Receivers and Stanley in sync

One of the bigger stories heading into this offseason was how Iowa planned to replace its top three receivers who have all either entered the NFL Draft or graduated.

It’s definitely something that could be cause for some concern, however, many of the receivers who will see significant action next year have spent considerable time with quarterback Nate Stanley and offensive coordinator Brian Ferentz, and that’s certainly an edge.

“It’s a huge advantage,” wide receiver Brandon Smith said. “Since we’re getting used to each other, he knows how I run my routes and I’m used to how he throws the ball. We’re getting a lot better chemistry.”

That chemistry has manifested itself in practice as well, as Smith noted that he and Stanley are able to communicate well non-verbally.

“[Tuesday] I had a little slice route and I knew the corner was playing off and I kind of side-eyed Nate and I already knew the ball was coming to me,” he said. “It’s good to have that kind of chemistry.”

Smith also credited redshirt freshmen Nico Ragaini and Tyrone Tracy Jr. for showing the most growth this spring.

Versatility key in competitive secondary

Last year, Iowa’s secondary, specifically the corner position, was plagued by injuries.
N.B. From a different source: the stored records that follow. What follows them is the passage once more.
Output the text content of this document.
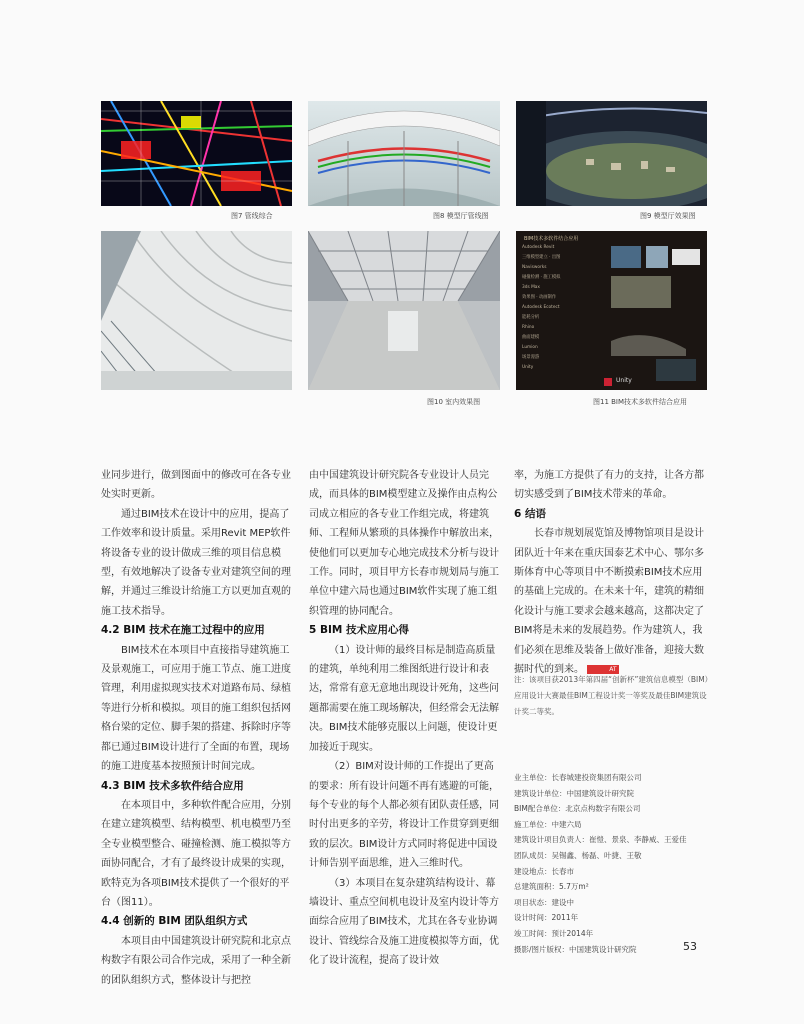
图7 管线综合	图8 模型厅管线图	图9 模型厅效果图
BIM技术多软件结合应用
Autodesk Revit
三维模型建立 · 出图
Navisworks
碰撞检测 · 施工模拟
3ds Max
效果图 · 动画制作
Autodesk Ecotect
能耗分析
Rhino
曲面建模
Lumion
场景漫游
Unity
Unity
图10 室内效果图	图11 BIM技术多软件结合应用

业同步进行，做到图面中的修改可在各专业处实时更新。

通过BIM技术在设计中的应用，提高了工作效率和设计质量。采用Revit MEP软件将设备专业的设计做成三维的项目信息模型，有效地解决了设备专业对建筑空间的理解，并通过三维设计给施工方以更加直观的施工技术指导。

4.2 BIM 技术在施工过程中的应用

BIM技术在本项目中直接指导建筑施工及景观施工，可应用于施工节点、施工进度管理，利用虚拟现实技术对道路布局、绿植等进行分析和模拟。项目的施工组织包括网格台梁的定位、脚手架的搭建、拆除时序等都已通过BIM设计进行了全面的布置，现场的施工进度基本按照预计时间完成。

4.3 BIM 技术多软件结合应用

在本项目中，多种软件配合应用，分别在建立建筑模型、结构模型、机电模型乃至全专业模型整合、碰撞检测、施工模拟等方面协同配合，才有了最终设计成果的实现，欧特克为各项BIM技术提供了一个很好的平台（图11）。

4.4 创新的 BIM 团队组织方式

本项目由中国建筑设计研究院和北京点构数字有限公司合作完成，采用了一种全新的团队组织方式，整体设计与把控

由中国建筑设计研究院各专业设计人员完成，而具体的BIM模型建立及操作由点构公司成立相应的各专业工作组完成，将建筑师、工程师从繁琐的具体操作中解放出来，使他们可以更加专心地完成技术分析与设计工作。同时，项目甲方长春市规划局与施工单位中建六局也通过BIM软件实现了施工组织管理的协同配合。

5 BIM 技术应用心得

（1）设计师的最终目标是制造高质量的建筑，单纯利用二维图纸进行设计和表达，常常有意无意地出现设计死角，这些问题都需要在施工现场解决，但经常会无法解决。BIM技术能够克服以上问题，使设计更加接近于现实。

（2）BIM对设计师的工作提出了更高的要求：所有设计问题不再有逃避的可能，每个专业的每个人都必须有团队责任感，同时付出更多的辛劳，将设计工作贯穿到更细致的层次。BIM设计方式同时将促进中国设计师告别平面思维，进入三维时代。

（3）本项目在复杂建筑结构设计、幕墙设计、重点空间机电设计及室内设计等方面综合应用了BIM技术，尤其在各专业协调设计、管线综合及施工进度模拟等方面，优化了设计流程，提高了设计效

率，为施工方提供了有力的支持，让各方都切实感受到了BIM技术带来的革命。

6 结语

长春市规划展览馆及博物馆项目是设计团队近十年来在重庆国泰艺术中心、鄂尔多斯体育中心等项目中不断摸索BIM技术应用的基础上完成的。在未来十年，建筑的精细化设计与施工要求会越来越高，这都决定了BIM将是未来的发展趋势。作为建筑人，我们必须在思维及装备上做好准备，迎接大数据时代的到来。	AT

注：该项目获2013年第四届“创新杯”建筑信息模型（BIM）应用设计大赛最佳BIM工程设计奖一等奖及最佳BIM建筑设计奖二等奖。
业主单位：长春城建投资集团有限公司
建筑设计单位：中国建筑设计研究院
BIM配合单位：北京点构数字有限公司
施工单位：中建六局
建筑设计项目负责人：崔愷、景泉、李静威、王爱佳
团队成员：吴锡鑫、杨磊、叶捷、王敬
建设地点：长春市
总建筑面积：5.7万m²
项目状态：建设中
设计时间：2011年
竣工时间：预计2014年
摄影/图片版权：中国建筑设计研究院	53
That resulted in more playing time than expected for freshman corners Julius Brents and Riley Moss.

The Hawkeyes return those two, along with their original starting corners in Michael Ojemudia and Matt Hankins.

All of those players saw significant playing time last year, and it has all of them hungry for more action in 2019.
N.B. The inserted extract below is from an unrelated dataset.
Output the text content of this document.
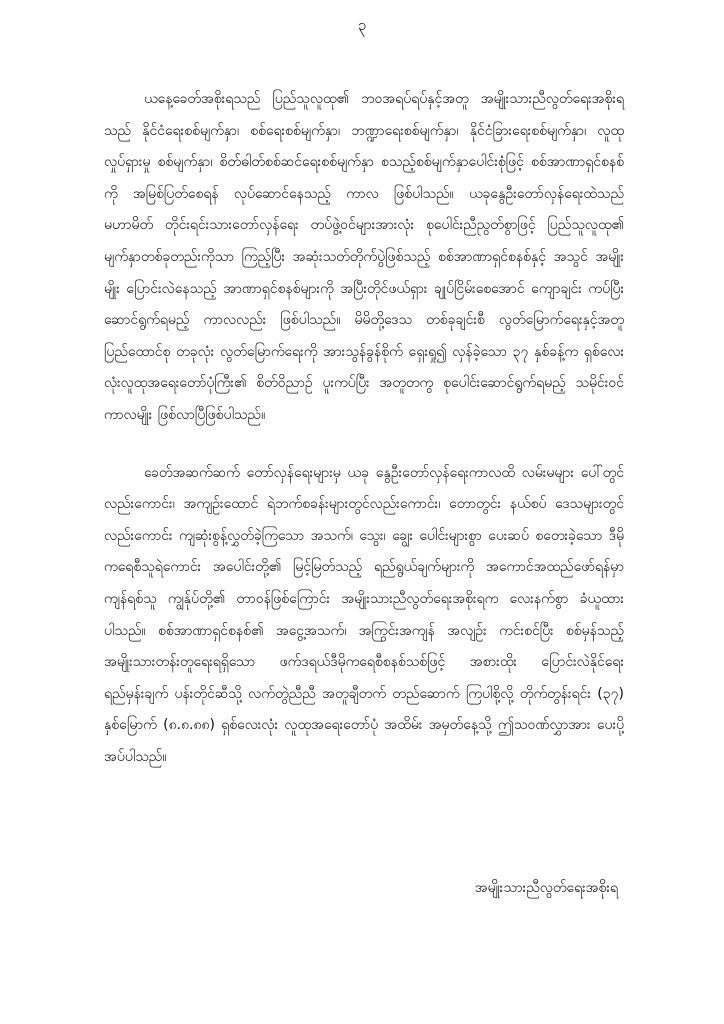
၃

ယနေ့ခေတ်အစိုးရသည် ပြည်သူလူထု၏ ဘဝအရပ်ရပ်နှင့်အတူ အမျိုးသားညီလွတ်ရေးအစိုးရသည် နိုင်ငံရေးစစ်မျက်နှာ၊ စစ်ရေးစစ်မျက်နှာ၊ ဘဏ္ဍာရေးစစ်မျက်နှာ၊ နိုင်ငံခြားရေးစစ်မျက်နှာ၊ လူထုလှုပ်ရှားမှု စစ်မျက်နှာ၊ စိတ်ဓါတ်စစ်ဆင်ရေးစစ်မျက်နှာ စသည့်စစ်မျက်နှာပေါင်းစုံဖြင့် စစ်အာဏာရှင်စနစ်ကို အမြစ်ပြတ်စေရန် လုပ်ဆောင်နေသည့် ကာလ ဖြစ်ပါသည်။ ယခုနွေဦးတော်လှန်ရေးထဲသည် မဟာမိတ် တိုင်းရင်းသားတော်လှန်ရေး တပ်ဖွဲ့ဝင်များအားလုံး စုပေါင်းညီညွတ်စွာဖြင့် ပြည်သူလူထု၏ မျက်နှာတစ်ခုတည်းကိုသာ ကြည့်ပြီး အဆုံးသတ်တိုက်ပွဲဖြစ်သည့် စစ်အာဏာရှင်စနစ်နှင့် အသွင် အမျိုးမျိုး ပြောင်းလဲနေသည့် အာဏာရှင်စနစ်များကို အပြီးတိုင်ဖယ်ရှား ချုပ်ငြိမ်းစေအောင် ကျောချင်း ကပ်ပြီး ဆောင်ရွက်ရမည့် ကာလလည်း ဖြစ်ပါသည်။ မိမိတို့ဒေသ တစ်ခုချင်းစီ လွတ်မြောက်ရေးနှင့်အတူ ပြည်ထောင်စု တခုလုံး လွတ်မြောက်ရေးကို အားသွန်ခွန်စိုက် ရှေးရှု၍ လှန်ခဲ့သော ၃၇ နှစ်ခန့်က ရှစ်လေးလုံးလူထုအရေးတော်ပုံကြီး၏ စိတ်ဝိညာဉ် ပူးကပ်ပြီး အတူတကွ စုပေါင်းဆောင်ရွက်ရမည့် သမိုင်းဝင်ကာလမျိုး ဖြစ်လာပြီဖြစ်ပါသည်။

ခေတ်အဆက်ဆက် တော်လှန်ရေးများမှ ယခု နွေဦးတော်လှန်ရေးကာလထိ လမ်းမများ ပေါ်တွင်လည်းကောင်း၊ အကျဉ်းထောင် ရဲဘက်စခန်းများတွင်လည်းကောင်း၊ တောတွင်း နယ်စပ် ဒေသများတွင်လည်းကောင်း ကျဆုံးစွန့်လွှတ်ခဲ့ကြသော အသက်၊ သွေး၊ ချွေး ပေါင်းများစွာ ပေးဆပ် စတေးခဲ့သော ဒီမိုကရေစီသူရဲကောင်း အပေါင်းတို့၏ မြင့်မြတ်သည့် ရည်ရွယ်ချက်များကို အကောင်အထည်ဖော်ရန်မှာ ကျန်ရစ်သူ ကျွန်ုပ်တို့၏ တာဝန်ဖြစ်ကြောင်း အမျိုးသားညီလွတ်ရေးအစိုးရက လေးနက်စွာ ခံယူထားပါသည်။ စစ်အာဏာရှင်စနစ်၏ အငွေ့အသက်၊ အကြွင်းအကျန် အလျဉ်း ကင်းစင်ပြီး စစ်မှန်သည့် အမျိုးသားတန်းတူရေးရရှိသော ဖက်ဒရယ်ဒီမိုကရေစီစနစ်သစ်ဖြင့် အစားထိုး ပြောင်းလဲနိုင်ရေး ရည်မှန်းချက် ပန်းတိုင်ဆီသို့ လက်တွဲညီညီ အတူချီတက် တည်ဆောက် ကြပါစို့လို့ တိုက်တွန်းရင်း (၃၇) နှစ်မြောက် (၈.၈.၈၈) ရှစ်လေးလုံး လူထုအရေးတော်ပုံ အထိမ်း အမှတ်နေ့သို့ ဤသဝဏ်လွှာအား ပေးပို့အပ်ပါသည်။

အမျိုးသားညီလွတ်ရေးအစိုးရ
That’s why Ojemudia believes the cornerback room is overflowing with competition.

“Our group is especially talented,” he said. “That’s why I think our group is the most competitive on the team. So that makes Coach [Phil] Parker’s job harder to put the right defense on the field, but that’s our job.”

Parker’s job has also been made tougher this offseason as he tries to adapt to the ever-changing landscape that is college offenses.

Versatility played a critical role in last year’s team, and Parker is hoping for even more of that in order to stay current.

“We have to adapt because we’re facing more spread teams and we can’t do the same things that we’ve done in the past like put a linebacker on a slot [receiver],” Ojemudia said. “So kudos to Coach Parker for adapting to the new style of offense.”

Who’s behind Stanley?

There’s not much deliberation over who will be Iowa’s quarterback next season, as Stanley returns for his senior year after two solid seasons under center.

But the race for the No. 2 spot behind him seems to be heating up, and according to Peyton Mansell – Stanley’s backup last year – it has made for quite the atmosphere in the quarterback room.

“I think this is probably one of the better QB rooms we’ve had in a while just because everybody’s is such a baller,” Mansell said. “Everyone’s going in and making great plays. It’s nice to be able to go out and compete with people you’re friends with.”

There’s certainly no harm in having a skilled quarterback room. After all, injuries are no stranger to football.

It also bodes well for Stanley inevitable departure after next season.